Controlling inflammation is a crucial step in wound healing. We next performed hematoxylin and eosin (H&E) staining histological analyses ( Figure 4f ). On the 3rd day post-surgery, abundant inflammatory cell infiltration was found in the negative control group treated with PBS buffer and TCOO gel. The PRO-ST gel group, as well as the positive control group treated with chitin gel, exhibited less inflammatory cell infiltration than the negative control group treated with PBS, presumably because of the anti-inflammatory effect of H2S. Furthermore, on the 11th day post-surgery, an abundance of multinucleate giant cells and neo-epidermis was observed in the PRO-ST gel group, with histomorphology similar to that of normal skin; similar findings were also observed in the chitin gel group. In contrast, no significant improvement was observed in the negative control group. The histological results demonstrated that the H2S released from PRO-ST promotes re-epithelialization and epidermal repair occurring in the wound area.
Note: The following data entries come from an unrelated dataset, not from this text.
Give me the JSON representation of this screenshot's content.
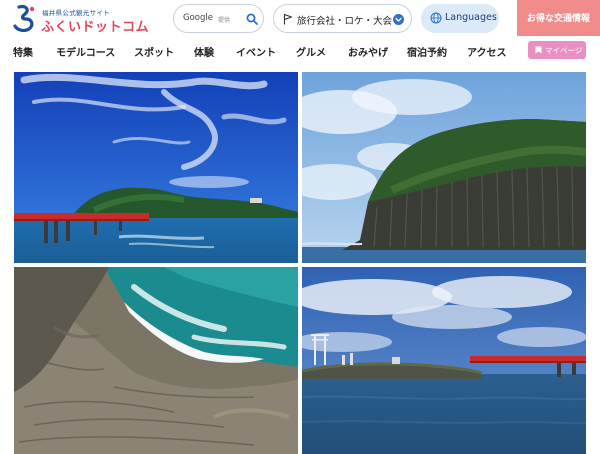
{
  "header": {
    "logo": {
      "subtitle": "福井県公式観光サイト",
      "title": "ふくいドットコム"
    },
    "search": {
      "brand": "Google",
      "placeholder": "提供"
    },
    "business": {
      "label": "旅行会社・ロケ・大会"
    },
    "languages": {
      "label": "Languages"
    },
    "deal": {
      "label": "お得な交通情報"
    }
  },
  "nav": {
    "items": [
      {
        "label": "特集"
      },
      {
        "label": "モデルコース"
      },
      {
        "label": "スポット"
      },
      {
        "label": "体験"
      },
      {
        "label": "イベント"
      },
      {
        "label": "グルメ"
      },
      {
        "label": "おみやげ"
      },
      {
        "label": "宿泊予約"
      },
      {
        "label": "アクセス"
      }
    ],
    "mypage_label": "マイページ"
  },
  "gallery": {
    "photos": [
      {
        "subject": "red-bridge-island"
      },
      {
        "subject": "columnar-cliff"
      },
      {
        "subject": "rocky-coast-waves"
      },
      {
        "subject": "torii-island-bridge"
      }
    ]
  },
  "colors": {
    "brand_red": "#e6455c",
    "brand_blue": "#1b4f9c",
    "deal_bg": "#f28b8b",
    "lang_bg": "#dbe9f9",
    "mypage_bg": "#e98fc2",
    "accent_blue": "#2f6fd1"
  }
}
In summary, we developed a biothiol-activated NIR fluorescent H2S donor, PRO-ST, for real-time visualization of H2S release. Compared with the previously reported donor (Table S1, Supporting Information), PRO-ST enables controllable release of H2S with higher efficiency (up to 73%). Furthermore, PRO-ST overcame the deficiencies of the previous H2S donor, which does not generate H2S through the same pathway as the main fluorescent product. More importantly, PRO-ST can be activated to release H2S by multiple biothiol stimulants, thus avoiding excessive consumption of a single stimulant and consequently maintaining the local redox balance. Additionally, PRO-ST promoted real-time anti-inflammation and in situ wound-healing in biological systems, and therefore has potential applications in the clinical treatment of skin trauma.